By Vera Chang, West Coast Fellow for Bon Appétit Management
On the website homepage of one of the largest fruit and vegetable producers and marketers in the world, a blond woman wearing a pink shirt appears, smoothie in one hand and bowl in the other. As the page loads, strawberries fall from the sky, landing effortlessly into her bowl. As the viewer, I wonder where I am to assume these strawberries came from. The strawberry-shaped hot air balloon overhead? Green rolling hills in the background?
Strawberry Fields Forever: I’ve recently started a position investigating sustainability and labor conditions on West Coast farms that supply a major food service operation, Bon Appétit Management Company. Sitting at my computer this December preparing farm visit itineraries, I flash back a few short months ago to strawberry fields along the California Central Coast. This foggy, chilly autumn painted a partial picture of the lives of farmworkers and affected forever how I will view people and their role in the food supply chain. I close my eyes and recall the images that are seared into my mind: Strawberry fields roll as far as my eyes can see.
Farmworkers (trabajadores del campo) dot the landscape. Handkerchiefs cover necks and faces to protect them from the sun and sometimes chemical sprays, leaving only eyes exposed. Their hands are stained strawberry red from picking. Workers move together as a loose unit, carrying cardboard flats while hurriedly picking berries and placing them in baskets. Their knees are bent, their backs are hunched over, and their eyes watch the ground, three seconds ahead of their hands. They work through furrows with quick, bursting motions – pick, pick, pick, place strawberries in basket, push cart forward, pick, pick, pick, pick, pick, place strawberries in basket, push metal cart forward, pick, pick, place strawberries in basket, close plastic lid of basket, pick, pick, pick, pick, pick, put strawberries in next basket, push cart forward. They move faster than I could have imagined. Practically running through rows, one worker fills twelve strawberry baskets in four minutes and twelve seconds.
I can attest to the demands of picking. Though I have some experience working on farms, I am unprepared for the demands of commercial harvesting. It requires technique that I lack. My attempts to swiftly remove strawberries from their host plants accidentally rip their calyxes. I smush strawberry after strawberry between my thumb, fore, and middle finger. I find moving for an extended period of time while bending over between rows of plants challenging and painful. I squat and waddle through the rows, and erratically push my metal cart ahead of my body inches at a time. Learning about what leads people to farm work and how they got here is heartbreaking. One woman, Marta (a pseudonym) asks where I am from, how I traveled to California, how many hours my flight was, how much my ticket cost, and how I purchased it.

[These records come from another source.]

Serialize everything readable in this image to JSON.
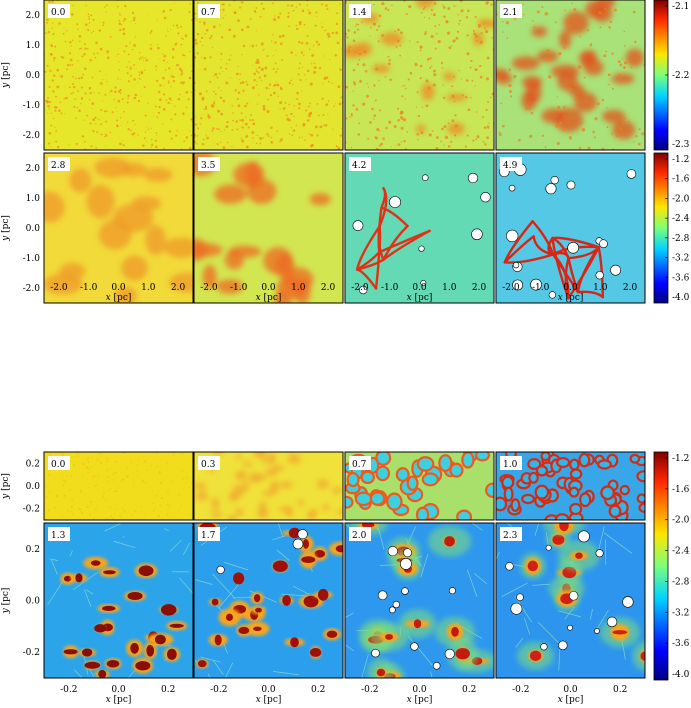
{
  "chart_data": [
    {
      "type": "heatmap",
      "title": "",
      "xlabel": "x [pc]",
      "ylabel": "y [pc]",
      "xlim": [
        -2.6,
        2.6
      ],
      "ylim": [
        -2.6,
        2.6
      ],
      "xticks": [
        "-2.0",
        "-1.0",
        "0.0",
        "1.0",
        "2.0"
      ],
      "yticks": [
        "2.0",
        "1.0",
        "0.0",
        "-1.0",
        "-2.0"
      ],
      "rows": [
        {
          "panels": [
            "0.0",
            "0.7",
            "1.4",
            "2.1"
          ],
          "colorbar": {
            "ticks": [
              "-2.1",
              "-2.2",
              "-2.3"
            ],
            "range": [
              -2.35,
              -2.05
            ]
          }
        },
        {
          "panels": [
            "2.8",
            "3.5",
            "4.2",
            "4.9"
          ],
          "colorbar": {
            "ticks": [
              "-1.2",
              "-1.6",
              "-2.0",
              "-2.4",
              "-2.8",
              "-3.2",
              "-3.6",
              "-4.0"
            ],
            "range": [
              -4.0,
              -1.2
            ]
          }
        }
      ]
    },
    {
      "type": "heatmap",
      "title": "",
      "xlabel": "x [pc]",
      "ylabel": "y [pc]",
      "xlim": [
        -0.4,
        0.4
      ],
      "ylim": [
        -0.4,
        0.4
      ],
      "xticks": [
        "-0.2",
        "0.0",
        "0.2"
      ],
      "yticks": [
        "0.2",
        "0.0",
        "-0.2"
      ],
      "rows": [
        {
          "panels": [
            "0.0",
            "0.3",
            "0.7",
            "1.0"
          ]
        },
        {
          "panels": [
            "1.3",
            "1.7",
            "2.0",
            "2.3"
          ]
        }
      ],
      "colorbar": {
        "ticks": [
          "-1.2",
          "-1.6",
          "-2.0",
          "-2.4",
          "-2.8",
          "-3.2",
          "-3.6",
          "-4.0"
        ],
        "range": [
          -4.0,
          -1.2
        ]
      }
    }
  ]
}
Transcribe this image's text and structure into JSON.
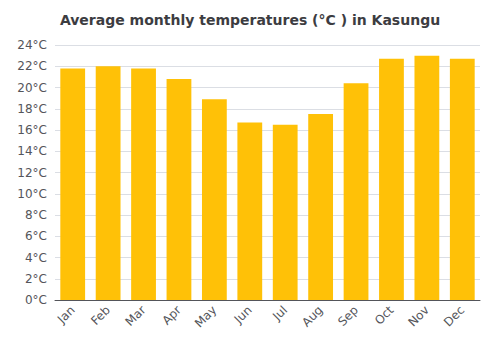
{
  "chart_data": {
    "type": "bar",
    "title": "Average monthly temperatures (°C ) in Kasungu",
    "categories": [
      "Jan",
      "Feb",
      "Mar",
      "Apr",
      "May",
      "Jun",
      "Jul",
      "Aug",
      "Sep",
      "Oct",
      "Nov",
      "Dec"
    ],
    "values": [
      21.8,
      22.0,
      21.8,
      20.8,
      18.9,
      16.7,
      16.5,
      17.5,
      20.4,
      22.7,
      23.0,
      22.7
    ],
    "color": "#FFC107",
    "ylim": [
      0,
      24
    ],
    "yticks": [
      {
        "value": 0,
        "label": "0°C"
      },
      {
        "value": 2,
        "label": "2°C"
      },
      {
        "value": 4,
        "label": "4°C"
      },
      {
        "value": 6,
        "label": "6°C"
      },
      {
        "value": 8,
        "label": "8°C"
      },
      {
        "value": 10,
        "label": "10°C"
      },
      {
        "value": 12,
        "label": "12°C"
      },
      {
        "value": 14,
        "label": "14°C"
      },
      {
        "value": 16,
        "label": "16°C"
      },
      {
        "value": 18,
        "label": "18°C"
      },
      {
        "value": 20,
        "label": "20°C"
      },
      {
        "value": 22,
        "label": "22°C"
      },
      {
        "value": 24,
        "label": "24°C"
      }
    ],
    "grid": true
  }
}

When I asked Marta these same questions, she told me she is from a town near Oaxaca, México and came to California by plane, plus three days straight walking, and finally by car. She is here picking berries, she said, because there is no other way to feed her family, but she wants to return home soon. I can only imagine living with long hours of hard labor day after day, the physical wear and tear of repetitive physical work, and the constant mental strain of seasonal job insecurity.
A newbie to commercial picking, I am aware that I increased the farm’s liability, had poor quality control, and was an inefficient source of labor. I appreciated this farm’s transparent practices and willingness to allow me work for a day, a request most large-scale farms would not honor. My short time working alongside farmworkers offered a window – not a complete picture – of where strawberries come from and about those who pick them. The full picture will be hard to uncover.
Vera Chang: I am excited to be the West Coast Fellow for Bon Appétit Management Company and part of a company that seeks to know the truth, works to find real solutions to injustices, and makes farmworkers’ realities visible to the American public. As I sit here and type, I go back to the website’s picturesque farmland and strawberry shaped hot air balloon. In the real world, there are people working quickly in the fields. I know there is not a moment to lose.